My framework was designed to represent the frame, or skeleton, of a running man. As such, it had to be asymmetrical. I included partial symmetry, along the x-axis in particular, but I needed to represent a man with one leg forward, and the other back. The arms had to exhibit the same behavior, but on the opposite side. The frames for the legs would be rotated and altered during the animation, so the initial conditions are, to an extent, arbitrary.

Creating the Body

My model is made up of mostly spheres and cylinders from the VPython library, similar to Sarah Hovey's 'Workout Guy.' I also experimented with ellipsoids to give the lower body and feet a more natural appearance. I colored the joints orange to differentiate them from the rest of the body parts, which are cyan. These joints correspond to the locations of the frames which they represent (e. g. the joint Rshoulder corresponds to the frame fRshoulder). I wanted to highlight these locations because they experience rotation during the running animation.


In order to simulate running, I had to combine the rotational motion of the joints with an overall translation of the frame. I approached these as two separate problems which I would attempt to resolve into a realistic running animation. The man's translation is controlled entirely by the head frame because it is the mother frame, and the head will not move due to the manipulation of any of the other frames. I made the translational speed increase with time. This allows for a more dynamic view of the running form and could simulate the acceleration of a sprinter at the beginning of a race. As a result, the rotation of the man's limbs had to accelerate accordingly. Using VPython's object.rotate function, I controlled the orange joints and attempted to match the overall leg speed with the body's translational speed.

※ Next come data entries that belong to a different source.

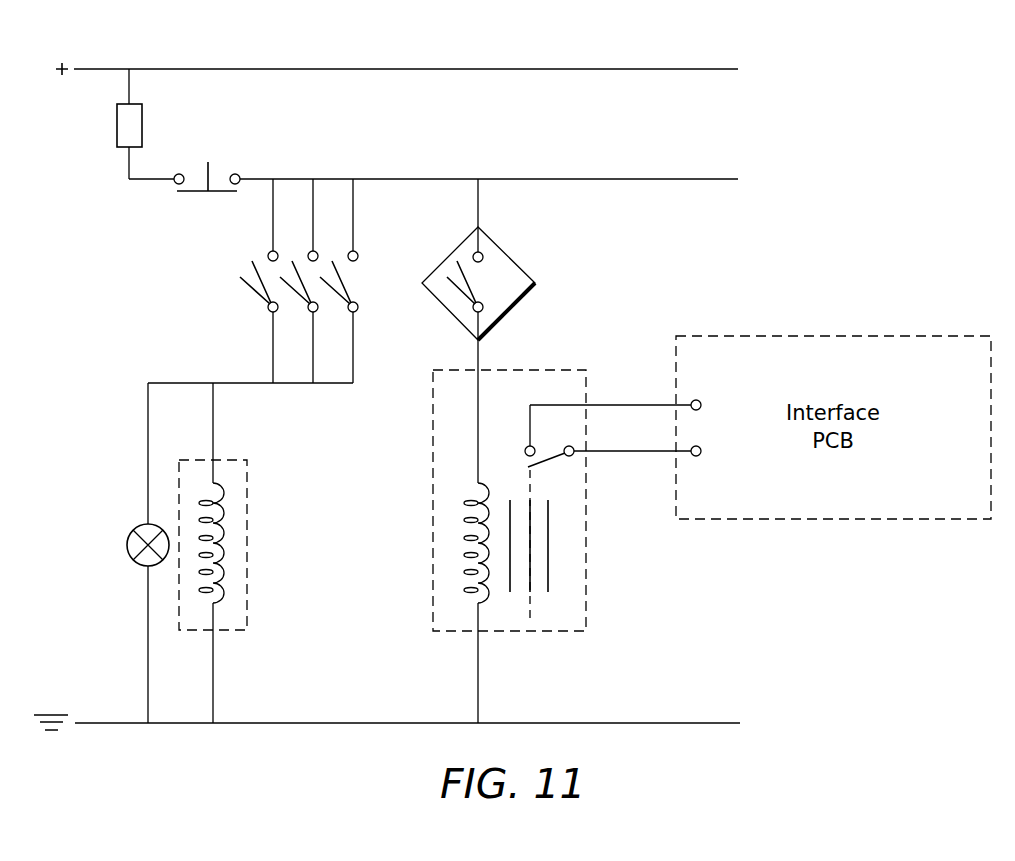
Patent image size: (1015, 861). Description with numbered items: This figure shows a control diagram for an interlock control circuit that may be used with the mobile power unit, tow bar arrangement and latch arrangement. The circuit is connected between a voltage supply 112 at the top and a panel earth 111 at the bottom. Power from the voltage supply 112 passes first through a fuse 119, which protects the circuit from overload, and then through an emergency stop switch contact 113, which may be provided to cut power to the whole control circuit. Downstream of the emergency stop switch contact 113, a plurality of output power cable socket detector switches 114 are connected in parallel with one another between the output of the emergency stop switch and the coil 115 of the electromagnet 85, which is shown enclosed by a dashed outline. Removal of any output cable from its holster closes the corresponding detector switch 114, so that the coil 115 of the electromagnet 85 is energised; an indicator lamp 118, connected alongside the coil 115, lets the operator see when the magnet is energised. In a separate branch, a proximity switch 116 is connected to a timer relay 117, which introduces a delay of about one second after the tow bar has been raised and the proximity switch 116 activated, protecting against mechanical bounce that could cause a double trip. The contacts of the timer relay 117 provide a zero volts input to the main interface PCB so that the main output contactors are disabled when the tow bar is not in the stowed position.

The voltage supply 112 is at (744, 70).
The fuse 119 is at (142, 128).
The emergency stop switch contact 113 is at (208, 162).
The output power cable socket detector switches 114 is at (238, 257).
The proximity switch 116 is at (507, 252).
The timer relay 117 is at (586, 631).
The electromagnet 85 is at (258, 450).
The coil 115 is at (223, 543).
The indicator lamp 118 is at (127, 547).
The panel earth 111 is at (744, 724).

I would like to implement a feature that would allow for the runner to be reset to his initial position without manually restarting the program. This would simply be more convenient.

I would like to allow the user more control over the runner after he has stopped. This includes picking individual frames to rotate, and possibly applying a translation to the body as a whole.

If possible, I would like to make the runner approach a turn, as if going around a track. I would extend the track used for the ground into a section of a rounded rectangle and alter the rotation and translation at the head.


In order to observe RunningGuy's motion, there needed to be a stable point of reference. For this purpose I created a blue 'track' for the ground with white hash marks, placed at even intervals to make it clear that RunningGuy is accelerating.

I added a rotation for the ankles as well to produce a more convincing animation. They are no longer stuck in one fixed position, and no longer intersect with the ground.

I borrowed the picking system from William Baker's (albeit with a few minor modifications). This system allows the user to experiment with the framework and explore the ways rotations affect the body. I plan to further modify this system to highlight the selected part and change the scale of rotation.

After learning a bit more about the way VPython's display works, I allowed the camera to follow the runner from the side. This view gives a better angle of the limbs as they do not currently experience any side-to-side movement (i. e. they maintain a constant x position). This may change, but for now RunningGuy moves only in a straight line.